To determine the most stable Chlorate (ClO3–) structure, we use the concept of formal charges. Formal charges for an element/structure help determine its most stable Lewis Structure state. It is determined such that the elemental charge on each atom is closest to zero.
FC = Valence Electrons – Non-bonding electrons – (Bonding electrons ÷ 2)
In this case,
Charges on these atoms as shown in the figure make it unstable. The higher the charges, the more unstable it is.
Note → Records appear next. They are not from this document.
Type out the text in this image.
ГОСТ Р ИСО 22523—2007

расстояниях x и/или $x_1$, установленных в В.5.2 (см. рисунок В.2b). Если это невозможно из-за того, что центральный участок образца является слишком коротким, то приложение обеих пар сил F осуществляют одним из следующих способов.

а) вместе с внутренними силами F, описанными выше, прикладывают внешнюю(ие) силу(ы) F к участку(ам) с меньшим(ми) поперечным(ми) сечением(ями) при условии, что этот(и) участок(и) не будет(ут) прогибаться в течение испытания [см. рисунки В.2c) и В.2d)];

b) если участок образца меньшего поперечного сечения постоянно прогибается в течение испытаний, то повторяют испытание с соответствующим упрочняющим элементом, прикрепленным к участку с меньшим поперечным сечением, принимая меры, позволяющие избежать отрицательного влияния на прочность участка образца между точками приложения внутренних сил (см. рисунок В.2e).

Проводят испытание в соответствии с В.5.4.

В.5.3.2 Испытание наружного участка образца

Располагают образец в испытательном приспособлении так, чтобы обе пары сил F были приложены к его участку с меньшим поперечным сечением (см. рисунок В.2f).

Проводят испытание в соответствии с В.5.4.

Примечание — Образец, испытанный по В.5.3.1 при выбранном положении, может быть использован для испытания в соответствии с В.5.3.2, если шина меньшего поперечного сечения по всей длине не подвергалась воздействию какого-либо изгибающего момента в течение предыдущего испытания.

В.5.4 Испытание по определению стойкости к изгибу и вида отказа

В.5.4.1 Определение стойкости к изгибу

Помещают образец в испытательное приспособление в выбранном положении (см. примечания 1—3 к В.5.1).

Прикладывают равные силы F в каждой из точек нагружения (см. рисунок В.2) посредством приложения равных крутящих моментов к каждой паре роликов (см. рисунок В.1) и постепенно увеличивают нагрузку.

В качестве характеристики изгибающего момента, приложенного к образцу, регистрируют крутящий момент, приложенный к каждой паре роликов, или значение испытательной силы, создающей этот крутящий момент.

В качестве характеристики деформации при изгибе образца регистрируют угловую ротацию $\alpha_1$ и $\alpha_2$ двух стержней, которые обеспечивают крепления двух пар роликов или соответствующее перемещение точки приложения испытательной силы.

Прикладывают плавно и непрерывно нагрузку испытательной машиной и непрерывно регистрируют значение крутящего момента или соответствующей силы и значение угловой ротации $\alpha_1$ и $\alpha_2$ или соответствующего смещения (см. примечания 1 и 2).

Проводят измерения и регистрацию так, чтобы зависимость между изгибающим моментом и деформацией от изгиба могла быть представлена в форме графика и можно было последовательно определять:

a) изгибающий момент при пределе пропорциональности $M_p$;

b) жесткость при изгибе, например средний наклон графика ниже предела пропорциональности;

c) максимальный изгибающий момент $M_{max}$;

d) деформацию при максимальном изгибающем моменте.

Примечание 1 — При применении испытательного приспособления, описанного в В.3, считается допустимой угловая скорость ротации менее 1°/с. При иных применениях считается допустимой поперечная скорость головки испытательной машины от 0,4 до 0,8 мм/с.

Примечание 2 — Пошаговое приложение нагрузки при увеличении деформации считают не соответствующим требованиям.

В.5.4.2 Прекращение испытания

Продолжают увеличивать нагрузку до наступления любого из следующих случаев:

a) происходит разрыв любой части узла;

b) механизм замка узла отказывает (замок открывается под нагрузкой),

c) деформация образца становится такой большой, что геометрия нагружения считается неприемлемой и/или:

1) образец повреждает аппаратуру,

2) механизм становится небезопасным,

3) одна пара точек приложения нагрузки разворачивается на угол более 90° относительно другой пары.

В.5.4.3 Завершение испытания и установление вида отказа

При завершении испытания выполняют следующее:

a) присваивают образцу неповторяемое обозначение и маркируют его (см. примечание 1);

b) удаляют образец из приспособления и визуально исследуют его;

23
To combat this, we can transfer the lone pairs in the oxygen atoms to form bonds with Chlorine in the middle. This gives Chlorine more than 8 electrons in the middle. This is feasible due to Chlorine’s empty 3d orbits, which make it an exception to the octet rule.
Chlorate ions exist in multiple resonant states due to the shifting of bonds as shown in the figure.
The central atom, Chlorine (Cl), forms covalent bonds of double and single nature with the surrounding atoms of Oxygen. To calculate ClO3– hybridization state, we need to determine the number of lone pairs and the number of sigma bonds present in the ion.
Since Chlorine is in the third row in the periodic table, it is capable of expanding its orbitals in an excited state. Its electronic configuration is given by [Ne] 3s2 3p5.
Therefore, the two lone pairs fill in the 3s orbital and the three sigma bonds present fill-up the 3p orbital. Now, we insert the two pi bonds into the first two 3d orbital spaces.
The rest of the electrons from the sigma bonds are filled into the 3p orbital.
Therefore, the hybridization of ClO3– is sp3.
ClO3– Bond Angles
Due to the repulsion of electrons on the surrounding oxygen atoms and the lone pair on Chlorine, the atoms get pushed apart and form bond angels of 109.5°.
ClO3– Molecular Geometry and Shape
Chlorine forms the central atom in the ClO3– ion with oxygen atoms surrounding it. According to the VSEPR theory (Valence Shell Electron Pair Repulsion), the lone pair on Chlorine and the electron clouds on the surrounding oxygen atoms repel each other.
Since we know that the steric number of ClO3– is 4 (1 lone pair and three bonded pairs), we can determine that the Molecular geometry of ClO3– is Trigonal Pyramidal.
From the Lewis structure above, we know that its electronic shape is tetrahedral.
Let’s quickly summarize the salient features of ClO3–
- ClO3– consists of one Chlorine atom and three Oxygen atoms
- In its most stable state, Chlorine forms three covalent bonds with the surrounding Chlorine atoms making for three bonded pairs in the center with a lone pair of Chlorine.
- ClO3– has an sp3 hybridization state.
- ClO3– has a trigonal pyramidal structure with bond angles of 109.5°.